On Friday, negative sentiments prevailed due to ongoing geopolitical tensions. Markets also tempered expectations for Federal Reserve interest rate cuts in response to inflationary risks. After further reports that Israel’s attack did not provoke a swift retaliation from Iran, the situation somewhat stabilized. Ultimately, the Nasdaq Composite lost 2.1%, and the S&P 500 fell by 0.9%, while the Dow Jones managed a gain of 0.6%. The Polish złoty was slightly stronger but still significantly weaker than a week ago.
On Friday morning, news of Israel’s retaliation led to a sharp increase in the prices of gold and crude oil, while yields on U.S. Treasury bonds fell. By the end of the day, however, prices returned to levels seen before these reports. Gold surged briefly, with one ounce costing around 2415 USD. Brent crude briefly exceeded 90 USD per barrel but cost less than 86 USD this morning. The złoty ultimately regained some of last week’s losses but remains weaker than last week. This morning, the EUR/PLN rate rose to 4.32 from 4.30, and the USD/PLN rate is above 4.05.
Currently, the market does not anticipate a rate cut by the Federal Reserve at next week’s meeting. June’s easing is priced at less than 20%.
In a biannual report on financial stability published last Friday, the Fed stated that “the risk of persistent inflationary pressure leading to a more restrictive monetary policy stance remained the most frequently mentioned risk.” We also heard from Bostic of the Atlanta Fed, who said he personally feels comfortable with the Fed maintaining high, steady interest rates. He emphasized the need for patience before decisions to ease monetary conditions are made. Meanwhile, Austan Goolsbee suggested that it makes sense to wait for greater clarity before taking action, noting that reaching the Fed’s 2% inflation target will likely take longer than previously thought.

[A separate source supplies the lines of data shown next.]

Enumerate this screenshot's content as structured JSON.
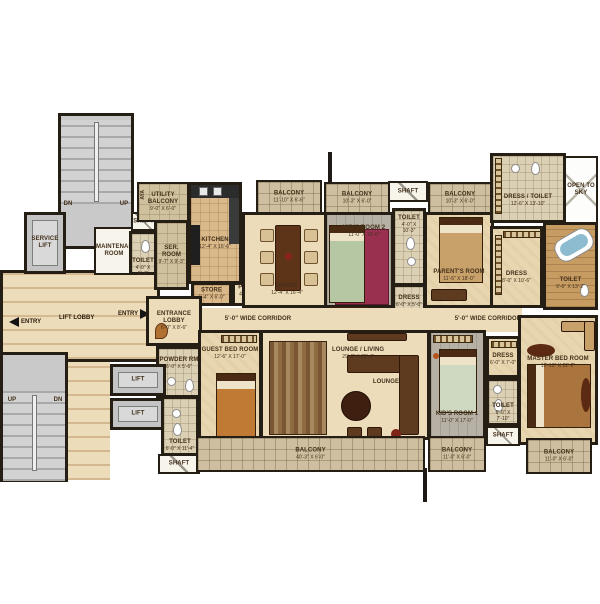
{
  "labels": {
    "dn": "DN",
    "up": "UP",
    "entry": "ENTRY",
    "lift": "LIFT",
    "lift_lobby": "LIFT LOBBY",
    "shaft": "SHAFT",
    "aya": "AYA",
    "fhc": "F.H.C",
    "open_to_sky": "OPEN TO SKY",
    "lounge": "LOUNGE",
    "corridor": "5'-0\" WIDE CORRIDOR",
    "service_lift": "SERVICE LIFT",
    "maintenance_room": "MAINTENANCE ROOM"
  },
  "rooms": {
    "utility_balcony": {
      "name": "UTILITY BALCONY",
      "dims": "9'-0\" X 6'-0\""
    },
    "ser_room": {
      "name": "SER. ROOM",
      "dims": "9'-7\" X 9'-3\""
    },
    "toilet_service": {
      "name": "TOILET",
      "dims": "4'-0\" X 5'-4\""
    },
    "kitchen": {
      "name": "KITCHEN",
      "dims": "12'-4\" X 16'-6\""
    },
    "store": {
      "name": "STORE",
      "dims": "6'-4\" X 6'-0\""
    },
    "puja": {
      "name": "PUJA",
      "dims": "4'-0\" X 3'-7\""
    },
    "balcony_dining": {
      "name": "BALCONY",
      "dims": "11'-10\" X 6'-6\""
    },
    "dining": {
      "name": "DINING",
      "dims": "12'-4\" X 16'-4\""
    },
    "balcony_kids2": {
      "name": "BALCONY",
      "dims": "10'-3\" X 6'-0\""
    },
    "balcony_parents": {
      "name": "BALCONY",
      "dims": "10'-3\" X 6'-0\""
    },
    "kids_room2": {
      "name": "KID'S ROOM 2",
      "dims": "11'-0\" X 15'-0\""
    },
    "toilet_kids2": {
      "name": "TOILET",
      "dims": "4'-0\" X 10'-3\""
    },
    "dress_kids2": {
      "name": "DRESS",
      "dims": "6'-0\" X 5'-0\""
    },
    "parents_room": {
      "name": "PARENT'S ROOM",
      "dims": "11'-6\" X 18'-0\""
    },
    "dress_toilet": {
      "name": "DRESS / TOILET",
      "dims": "12'-6\" X 13'-10\""
    },
    "dress_master": {
      "name": "DRESS",
      "dims": "8'-0\" X 10'-6\""
    },
    "toilet_master": {
      "name": "TOILET",
      "dims": "9'-6\" X 13'-2\""
    },
    "entrance_lobby": {
      "name": "ENTRANCE LOBBY",
      "dims": "6'-0\" X 8'-6\""
    },
    "powder_rm": {
      "name": "POWDER RM",
      "dims": "6'-0\" X 5'-6\""
    },
    "guest_bed": {
      "name": "GUEST BED ROOM",
      "dims": "12'-6\" X 17'-0\""
    },
    "lounge_living": {
      "name": "LOUNGE / LIVING",
      "dims": "29'-6\" X 22'-4\""
    },
    "kids_room1": {
      "name": "KID'S ROOM 1",
      "dims": "11'-0\" X 17'-0\""
    },
    "dress_kids1": {
      "name": "DRESS",
      "dims": "6'-0\" X 7'-0\""
    },
    "toilet_kids1": {
      "name": "TOILET",
      "dims": "6'-0\" X 7'-10\""
    },
    "master_bed": {
      "name": "MASTER BED ROOM",
      "dims": "12'-10\" X 22'-2\""
    },
    "toilet_lobby": {
      "name": "TOILET",
      "dims": "6'-0\" X 11'-4\""
    },
    "balcony_bottom": {
      "name": "BALCONY",
      "dims": "40'-3\" X 6'-0\""
    },
    "balcony_kids1": {
      "name": "BALCONY",
      "dims": "11'-0\" X 6'-0\""
    },
    "balcony_master": {
      "name": "BALCONY",
      "dims": "11'-0\" X 6'-0\""
    }
  },
  "colors": {
    "wall": "#241e15",
    "marble_floor": "#ecdcba",
    "balcony_tile": "#cdbf9f",
    "label_text": "#42301a",
    "rug_pink": "#9a3050",
    "furniture_brown": "#5e3a1e"
  }
}
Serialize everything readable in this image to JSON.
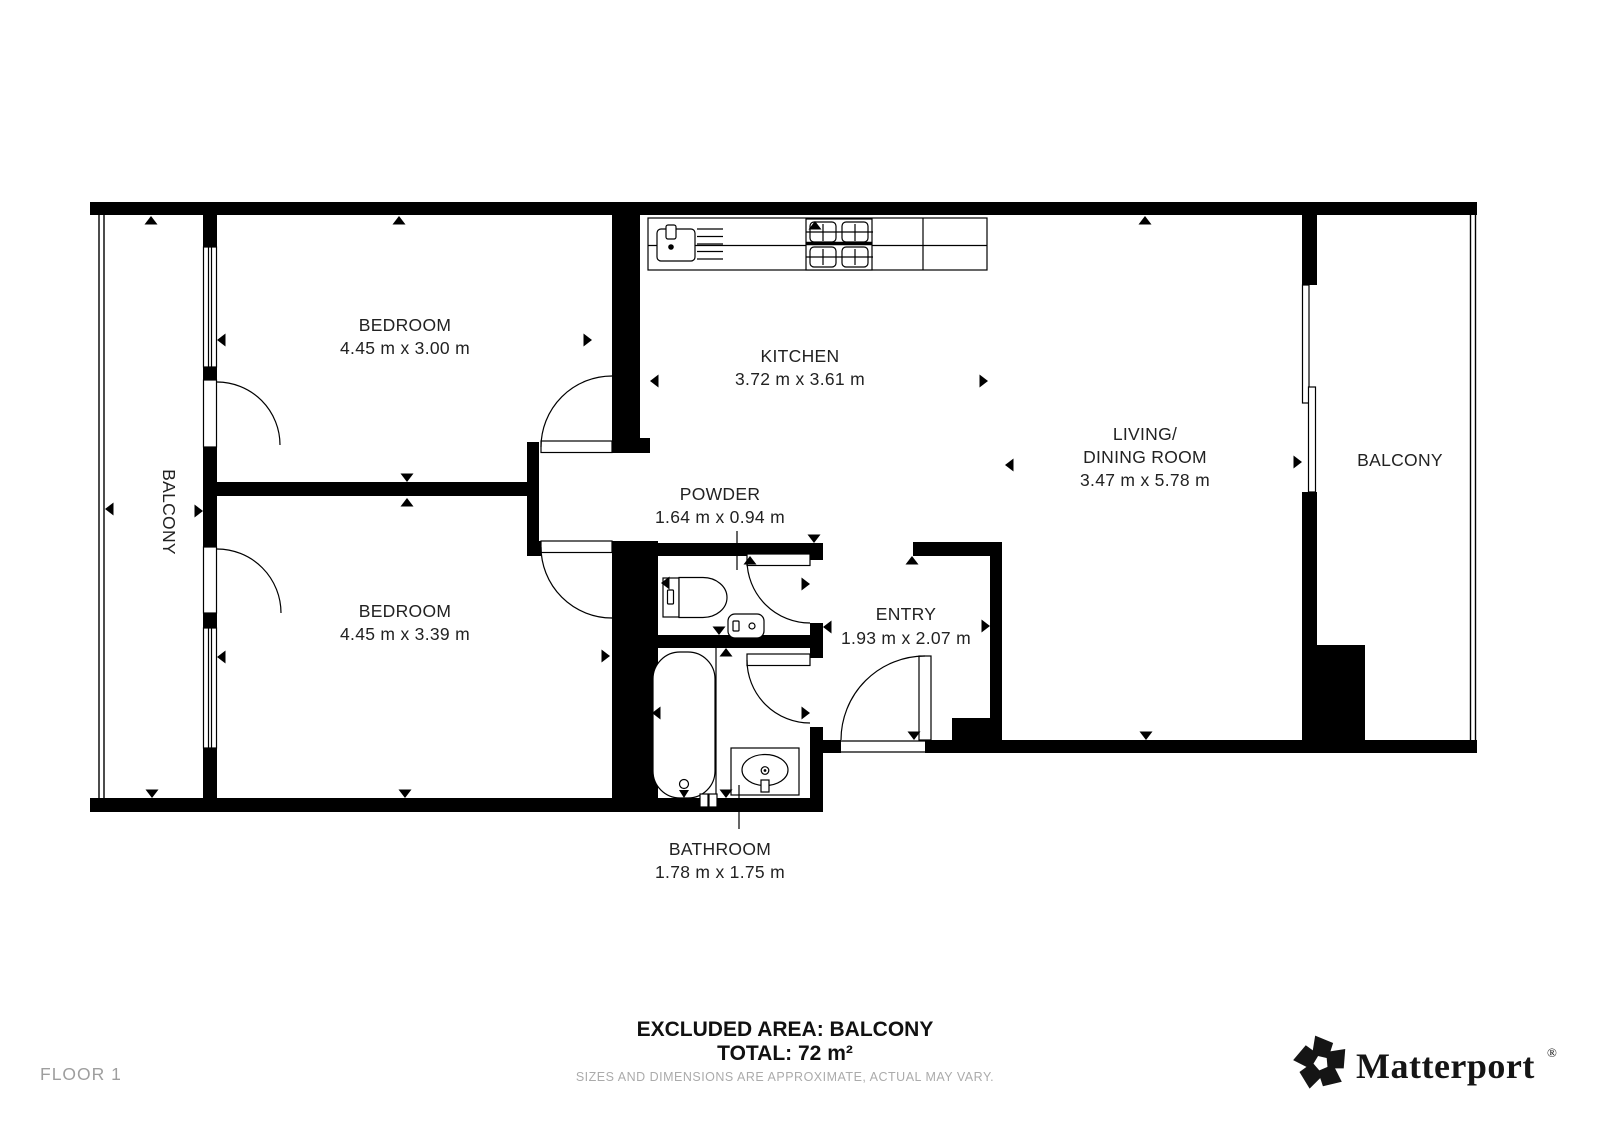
{
  "colors": {
    "wall": "#000000",
    "label_text": "#222222",
    "muted_text": "#9e9e9e",
    "disclaimer_text": "#ababab",
    "brand_text": "#151515",
    "background": "#ffffff"
  },
  "rooms": {
    "bedroom_1": {
      "name": "BEDROOM",
      "dimensions": "4.45 m x 3.00 m"
    },
    "bedroom_2": {
      "name": "BEDROOM",
      "dimensions": "4.45 m x 3.39 m"
    },
    "kitchen": {
      "name": "KITCHEN",
      "dimensions": "3.72 m x 3.61 m"
    },
    "living_dining": {
      "name_line1": "LIVING/",
      "name_line2": "DINING ROOM",
      "dimensions": "3.47 m x 5.78 m"
    },
    "powder": {
      "name": "POWDER",
      "dimensions": "1.64 m x 0.94 m"
    },
    "entry": {
      "name": "ENTRY",
      "dimensions": "1.93 m x 2.07 m"
    },
    "bathroom": {
      "name": "BATHROOM",
      "dimensions": "1.78 m x 1.75 m"
    },
    "balcony_left": {
      "name": "BALCONY"
    },
    "balcony_right": {
      "name": "BALCONY"
    }
  },
  "footer": {
    "excluded_area": "EXCLUDED AREA: BALCONY",
    "total": "TOTAL: 72 m²",
    "disclaimer": "SIZES AND DIMENSIONS ARE APPROXIMATE, ACTUAL MAY VARY.",
    "floor_label": "FLOOR 1",
    "brand": "Matterport",
    "registered_mark": "®"
  },
  "icons": {
    "kitchen_sink": "rounded-square-with-faucet",
    "dish_rack": "horizontal-lines",
    "stove": "four-burner-grid",
    "toilet": "cistern-and-bowl",
    "powder_sink": "small-rounded-basin",
    "bathtub": "stadium-shape-with-faucet",
    "bathroom_sink": "vanity-oval-basin",
    "dimension_arrow": "small-black-triangle",
    "matterport_mark": "five-blade-pinwheel"
  }
}
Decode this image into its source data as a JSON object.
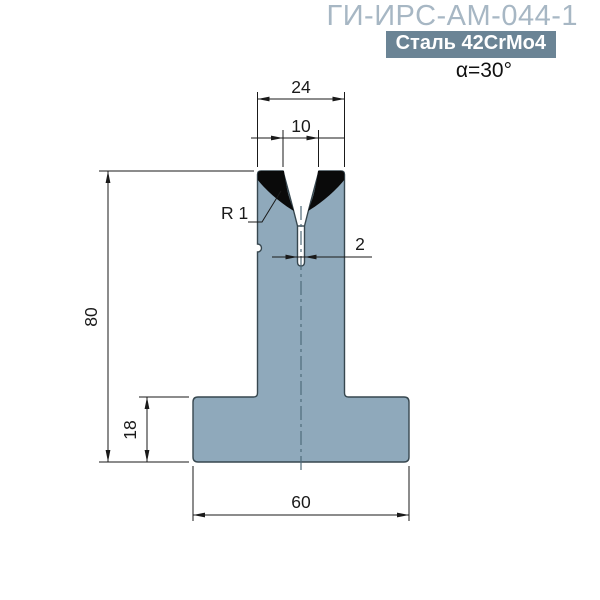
{
  "header": {
    "title": "ГИ-ИРС-АМ-044-1",
    "material_badge": "Сталь 42CrMo4",
    "angle": "α=30°"
  },
  "drawing": {
    "dimensions": {
      "shoulder_width": "24",
      "vee_opening": "10",
      "slot_width": "2",
      "total_height": "80",
      "base_height": "18",
      "base_width": "60",
      "radius": "R 1"
    },
    "colors": {
      "body_fill": "#8fa9bb",
      "body_stroke": "#37474f",
      "hardened_zone": "#0a0a0a",
      "centerline": "#4f6b7a",
      "dimension": "#1a1a1a",
      "title": "#a7b7c4",
      "badge_bg": "#6b8495",
      "badge_text": "#ffffff"
    }
  }
}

In other news, the U.S. House of Representatives passed four bills to provide aid to Ukraine (60 billion USD), Israel (over 26 billion USD), and Taiwan (over 8 billion USD). These bills now await a vote in the Senate.
Last night, the People’s Bank of China left its benchmark interest rates unchanged. The one-year rate remains at 3.45%, and the five-year lending rate at 3.95%.
Last Friday saw no major data from the U.S. economy. This week’s key releases include Q1 GDP on Thursday and the PCE deflator on Friday. Preliminary PMI readings for manufacturing and services in European countries will also be important. Today, the Chicago Fed will release its index of economic activity. At 10:00 AM, the Polish Central Statistical Office (GUS) released a batch of data from the Polish economy.